Pada pengujung 2019, ia menjelaskan, inflasi Indeks Harga Konsumen (IHK) DIY tetap terkendali dengan inflasi sebesar 0,46 persen (mtm). Pada Desember 2019, inflasi disebabkan adanya tekanan inflasi pada kelompok harga bergejolak (volatile food) dan harga yang diatur pemerintah (administered prices).
Inflasi volatile food, katanya, tercatat sebesar 1,25 persen (mtm). Inflasi ini sedikit lebih tinggi dibandingkan dengan inflasi bulan sebelumnya yakni sebesar 0,87 persen (mtm). "Tekanan ini terutama disebabkan peningkatan harga komoditas bawang merah, telur ayam ras dan beras masing-masing 24,2 persen (mtm), 13,22 persen (mtm) dan 0,70 persen (mtm)," jelas Hilman.
Sementara itu, tekanan pada komponen administered price mengalami peningkatan menjadi 0,90 persen (mtm). Tekanan harga tersebut, lanjutnya, bersumber dari lonjakan permintaan kelompok transportasi yang terjadi sesuai siklusnya saat peak season seiring dengan musim liburan Natal dan Tahun Baru (Nataru).
"Lonjakan permintaan tersebut menyebabkan kenaikan harga tarif angkutan udara yakni 4,89 persen (mtm) dan kereta api 12,50 persen(mtm)," tambahnya.
Walaupun begitu, di sisi lain, tekanan inflasi inti terus menurun dibandingkan bulan sebelumnya. Dengan begitu, kata Hilman, laju inflasi DIY sepanjang 2019 tercatat 2,77 persen (yoy). "(Laju ini) Sedikit lebih tinggi dibanding inflasi nasional yaitu 2,72 persen (yoy)," jelas dia.
Sebelumnya, Hilman mengatakan perekonomian DIY pada 2020 diperkirakan akan melambat. Melambatnya ekonomi ini bisa mencapai kisaran 5,3 hingga 5,7 persen (yoy). Hal tersebut dikarenakan berakhirnya pembangunan Yogyakarta Internasional Airport (YIA) di akhir 2019.
Sebab, dua tahun terakhir, katanya, ekonomi DIY tumbuh karena ditopang sektor domestik yang berasal dari investasi bangunan konstruksi proyek strategis nasional YIA. "Jadi pertumbuhan ekonomi DIY ke depan di 2020 itu memang untuk DIY khususnya, kita akan sedikit menurun. Karena ini pertumbuhannya akan kembali kepada rata-rata normal," kata Hilman.

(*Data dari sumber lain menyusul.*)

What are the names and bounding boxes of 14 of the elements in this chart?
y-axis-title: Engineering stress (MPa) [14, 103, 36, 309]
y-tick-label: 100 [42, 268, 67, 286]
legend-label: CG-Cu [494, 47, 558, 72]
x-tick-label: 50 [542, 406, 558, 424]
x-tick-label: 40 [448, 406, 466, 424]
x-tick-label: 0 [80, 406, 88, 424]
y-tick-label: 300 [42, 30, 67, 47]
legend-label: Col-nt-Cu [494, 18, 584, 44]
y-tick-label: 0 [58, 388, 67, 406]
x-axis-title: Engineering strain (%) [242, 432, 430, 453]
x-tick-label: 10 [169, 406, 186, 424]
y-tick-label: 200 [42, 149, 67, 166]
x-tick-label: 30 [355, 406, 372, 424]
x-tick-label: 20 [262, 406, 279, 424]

Walaupun begitu, keberadaan YIA dalam jangka menengah diperkirakan akan mendorong munculnya rambatan ekonomi. Sebab, investasi bangunan masih akan tumbuh. Terlebih, dengan berkembangnya kawasan aerotropolis yang juga dalam rangka mendukung YIA.
Termasuk nantinya pembangunan infrastruktur akses jalur kereta api hingga perhotelan, juga akan mendorong investasi setelah berakhirnya pembangunan YIA. "Pertumbuhan DIY dengan adanya bandara ini mungkin tidak terasa sekarang. Tapi setelah beroperasi, akses jalan sudah terbentuk, infrastruktur dan ekosistem pergudangan, ekosistem manajemen terminal, semua sudah jalan. Itu akan meberikan dampak," ujarnya.

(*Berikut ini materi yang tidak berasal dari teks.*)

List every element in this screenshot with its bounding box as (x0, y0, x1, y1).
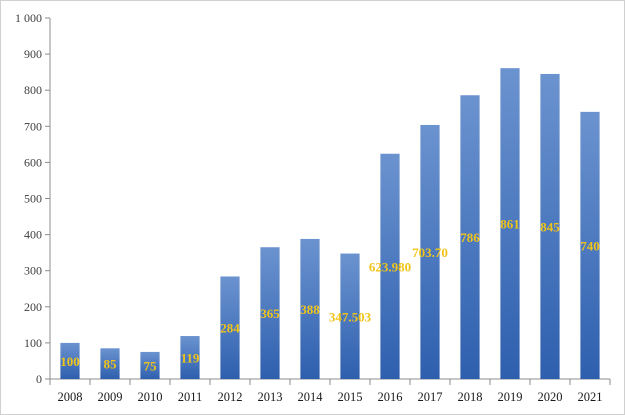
bar-2020 (540, 73, 560, 379)
x-tick-label: 2010 (138, 390, 163, 404)
x-tick-label: 2016 (378, 390, 403, 404)
bar-2013 (260, 247, 280, 379)
x-tick-label: 2018 (458, 390, 483, 404)
x-tick-label: 2021 (578, 390, 603, 404)
bar-2021 (580, 111, 600, 380)
y-tick-label: 0 (36, 372, 42, 386)
data-label-2017: 703.70 (412, 245, 448, 260)
bar-2014 (300, 238, 320, 379)
bar-2017 (420, 124, 440, 380)
x-tick-label: 2019 (498, 390, 523, 404)
x-tick-label: 2015 (338, 390, 363, 404)
data-label-2008: 100 (60, 354, 80, 369)
bar-2008 (60, 342, 80, 379)
y-tick-label: 600 (24, 155, 42, 169)
y-tick-label: 400 (24, 228, 42, 242)
y-tick-label: 300 (24, 264, 42, 278)
bar-2015 (340, 253, 360, 379)
data-label-2015: 347.503 (329, 309, 372, 324)
y-tick-label: 1 000 (15, 11, 42, 25)
y-tick-label: 200 (24, 300, 42, 314)
bar-2009 (100, 348, 120, 379)
data-label-2012: 284 (220, 321, 240, 336)
bar-2018 (460, 95, 480, 379)
data-label-2010: 75 (144, 358, 158, 373)
x-tick-label: 2013 (258, 390, 283, 404)
bars (60, 68, 600, 380)
y-tick-label: 800 (24, 83, 42, 97)
x-tick-label: 2020 (538, 390, 563, 404)
bar-2010 (140, 351, 160, 379)
x-tick-label: 2014 (298, 390, 324, 404)
bar-2019 (500, 68, 520, 379)
y-tick-label: 100 (24, 336, 42, 350)
x-tick-label: 2009 (98, 390, 123, 404)
y-tick-label: 700 (24, 119, 42, 133)
bar-2012 (220, 276, 240, 379)
data-label-2016: 623.980 (369, 259, 411, 274)
y-tick-label: 900 (24, 47, 42, 61)
data-label-2009: 85 (104, 357, 118, 372)
x-tick-label: 2011 (178, 390, 203, 404)
x-tick-label: 2012 (218, 390, 243, 404)
data-label-2021: 740 (580, 238, 600, 253)
data-label-2020: 845 (540, 219, 560, 234)
bar-2016 (380, 153, 400, 379)
data-label-2019: 861 (500, 217, 520, 232)
x-tick-label: 2008 (58, 390, 83, 404)
data-label-2013: 365 (260, 306, 280, 321)
data-label-2014: 388 (300, 302, 320, 317)
x-tick-label: 2017 (418, 390, 443, 404)
bar-2011 (180, 336, 200, 379)
data-label-2018: 786 (460, 230, 480, 245)
data-label-2011: 119 (181, 351, 200, 366)
y-tick-label: 500 (24, 192, 42, 206)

Gubernur DIY, Sri Sultan Hamengku Buwono X mengatakan, kehadiran YIA harus dioptimalkan dengan baik oleh seluruh pihak. Untuk itu, pembangunan infrastruktur pendukung YIA harus terus dibangun.
Begitu juga pariwisata yang terbukti dapat menyediakan lapangan kerja khususnya yang mengusung konsep CBT (Community Based Tourism), kata Sultan, juga harus terus ditingkatkan. "Dengan semakin berkembangnya wisata berbasis CBT, kemandirian desa akan terbentuk dan mengurangi ketimpangan serta kemiskinan," kata Sultan.